Sessions blames Obama-era policies for drug epidemic
Dallas — U.S. Attorney General Jeff Sessions called the nation’s drug epidemic “unprecedented” in a speech Tuesday in Grapevine.
“Drugs on the street are more powerful, more addicting and more dangerous than ever,” he said.
In a speech at the Drug Abuse Resistance Education, or DARE, training conference, the attorney general blamed the country’s drug crisis on bipartisan, Obama-era sentencing reform policies that he said directed prosecutors “not to charge the most serious offenses.”
“Prosecutors were required to leave out true facts in order to achieve sentences lighter than those sentences required by law,” said Sessions, who was warmly received by law enforcement officers, students and their families at the Gaylord Texan Resort and Convention Center. “This was billed as an effort to curb mass incarceration.

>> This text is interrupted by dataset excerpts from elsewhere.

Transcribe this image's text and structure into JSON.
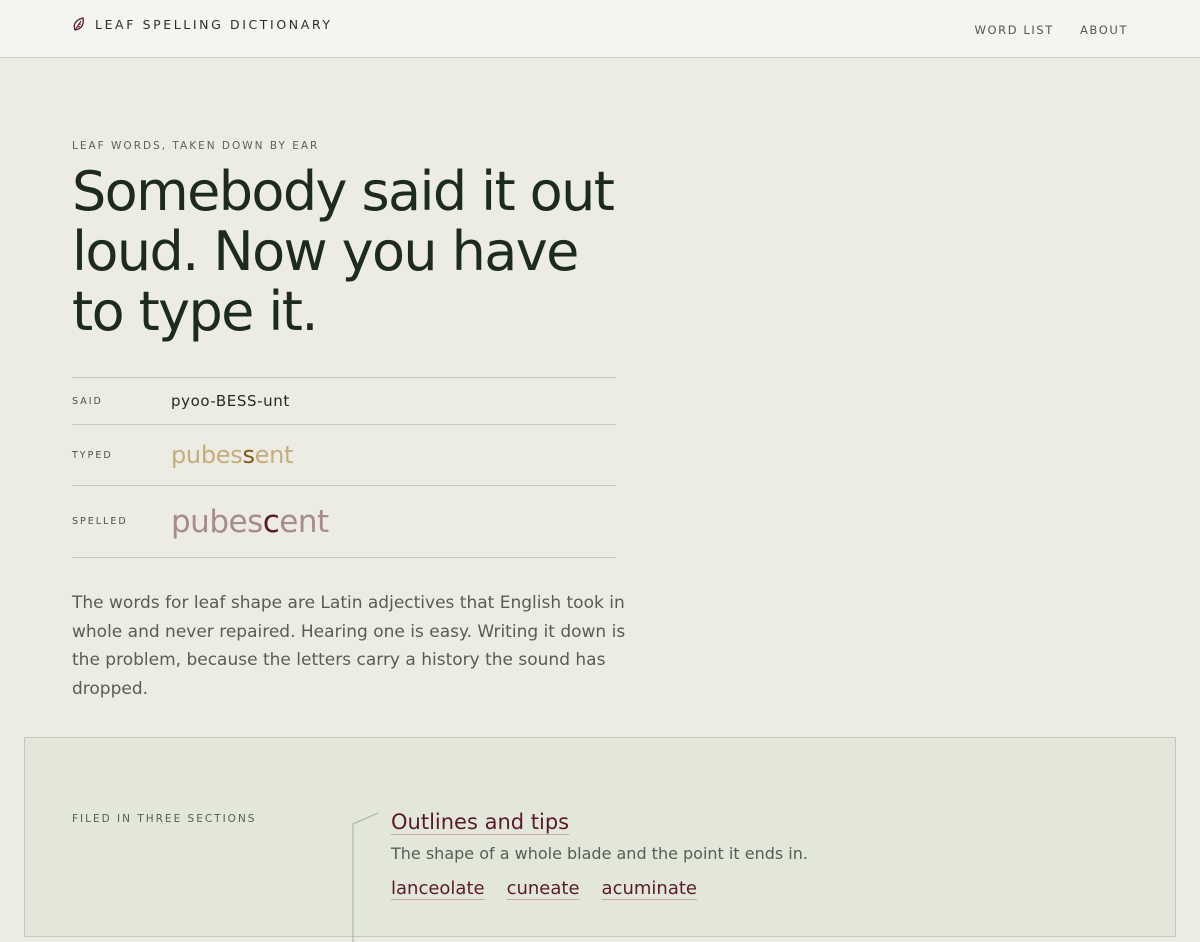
{
  "header": {
    "brand": "LEAF SPELLING DICTIONARY",
    "brand_icon": "leaf-icon",
    "nav": [
      "WORD LIST",
      "ABOUT"
    ]
  },
  "hero": {
    "eyebrow": "LEAF WORDS, TAKEN DOWN BY EAR",
    "headline": "Somebody said it out loud. Now you have to type it."
  },
  "example": {
    "said_label": "SAID",
    "said": "pyoo-BESS-unt",
    "typed_label": "TYPED",
    "typed_before": "pubes",
    "typed_highlight": "s",
    "typed_after": "ent",
    "spelled_label": "SPELLED",
    "spelled_before": "pubes",
    "spelled_highlight": "c",
    "spelled_after": "ent"
  },
  "intro": "The words for leaf shape are Latin adjectives that English took in whole and never repaired. Hearing one is easy. Writing it down is the problem, because the letters carry a history the sound has dropped.",
  "sections": {
    "label": "FILED IN THREE SECTIONS",
    "items": [
      {
        "title": "Outlines and tips",
        "description": "The shape of a whole blade and the point it ends in.",
        "words": [
          "lanceolate",
          "cuneate",
          "acuminate"
        ]
      }
    ]
  },
  "colors": {
    "background": "#ecece4",
    "header_bg": "#f5f5f0",
    "ink": "#1c2a20",
    "typed_accent": "#7e5a12",
    "spelled_accent": "#5a1a2a",
    "sections_bg": "#e3e7da"
  }
}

“What was the result? Well, it’s not going well, in my opinion.”
Violent crime in the U.S. has fallen sharply over the past quarter century, according to a 2017 report by Pew Research Center. However, the FBI reported a 10.8 percent spike in the country’s murder rate in 2015, part of a nearly 4 percent increase in violent crime.
In May, Sessions issued a two-page memorandum, directing his federal prosecutors to pursue the most severe penalties possible, rolling back a policy under the previous administration that eased sentences for some nonviolent drug offenses.
“We are going to trust our prosecutors again,” Sessions said Tuesday. “This policy empowers trust in professionals to apply the law fairly and exercise discretion when appropriate.”
After Sessions unveiled the new guidance, The Washington Post reported that U.S. Sen. Rand Paul, R-Ky., said mandatory minimum sentences would “accentuate” existing problems in the criminal justice system.
Sessions praised President Donald Trump’s vision to increase border security and keep undocumented immigrants out of the country, adding that most drugs come into the U.S. through the southern border.
“It’s why I’ve urged cities and other jurisdictions to cooperate with federal authorities and turn over criminal aliens for deportation, which is what 80 percent of American people want us to do,” he said.
Sessions was referring to a poll that Trump has cited while addressing wide support to ban so-called sanctuary cities. According to PolitiFact, the Harvard-Harris poll did not actually use the term “sanctuary cities,” but instead asked “Should cities that arrest illegal immigrants for crimes be required to turn them over to immigration authorities?” Eighty percent of respondents answered yes.
Sessions, who was a fierce anti-immigration voice in the Senate, has also applauded Texas’ so-called sanctuary cities law. The law, signed by Texas Gov. Greg Abbott in May, allows police to question anyone they detain about their immigration status.